Figure 1.

Lentiviral CA-Hif-1α is expressed and activates downstream targets in the mouse placenta following blastocyst infection. (a) Hif-1α protein is stably expressed in COS-7 cells under normoxic conditions following treatment with CoCl₂ or transduction with CA-Hif-1α expression construct, compared to non-transduced (Mock) or GFP-transduced controls (raw data, Fig. S2). (b) In luciferase assays using the Pgk1-luciferase reporter, both pc3-Hif-1α3XSDM and the lentiviral pLB2V5-CA-Hif-1α overexpression constructs promoted increased luciferase expression compared to the pLB2V5 control, p < 0.0001 by ANOVA with Tukey’s multiple comparisons test (*). (c,d) Expression of Hif-1α mRNA was detectable by in situ hybridization in E14.5 placentas derived from blastocysts infected with lentiviral particles containing GFP (c) or CA-Hif-1α (d) expression constructs.
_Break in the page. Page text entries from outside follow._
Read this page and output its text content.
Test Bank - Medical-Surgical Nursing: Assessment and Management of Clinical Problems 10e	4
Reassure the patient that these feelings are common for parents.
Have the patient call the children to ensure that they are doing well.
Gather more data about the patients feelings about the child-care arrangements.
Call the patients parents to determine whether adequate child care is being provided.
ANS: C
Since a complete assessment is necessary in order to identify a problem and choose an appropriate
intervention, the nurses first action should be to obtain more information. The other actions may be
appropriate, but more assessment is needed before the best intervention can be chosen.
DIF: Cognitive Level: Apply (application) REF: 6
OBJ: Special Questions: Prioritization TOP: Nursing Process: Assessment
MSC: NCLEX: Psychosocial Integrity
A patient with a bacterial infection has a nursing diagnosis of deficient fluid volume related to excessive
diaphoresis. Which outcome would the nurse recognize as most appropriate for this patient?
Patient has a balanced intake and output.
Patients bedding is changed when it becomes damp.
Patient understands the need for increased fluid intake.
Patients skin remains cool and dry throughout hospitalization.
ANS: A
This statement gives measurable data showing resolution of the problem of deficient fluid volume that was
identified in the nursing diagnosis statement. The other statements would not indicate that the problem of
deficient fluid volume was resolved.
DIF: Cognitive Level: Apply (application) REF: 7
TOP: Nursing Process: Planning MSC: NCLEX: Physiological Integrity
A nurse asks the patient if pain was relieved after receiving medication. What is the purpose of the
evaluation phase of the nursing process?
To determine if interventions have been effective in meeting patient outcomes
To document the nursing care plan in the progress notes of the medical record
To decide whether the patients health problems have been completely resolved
Expression was more intense and broadly distributed in CA-Hif-1α placentas. (e) CA-Hif-1α placentas collected at E19.5 showed increased expression of Hif-1α protein and its downstream target, Pdk1 compared to GFP controls, but an absence of Hif-2α protein, as detected by Western blot. CoCl₂-treated COS7 cells were used as a positive control for Hif-1α and Hif-2α protein expression. Pan-actin was used as a loading control (a,e), (raw data, Figs S3–6) Scale bar = 100 μm.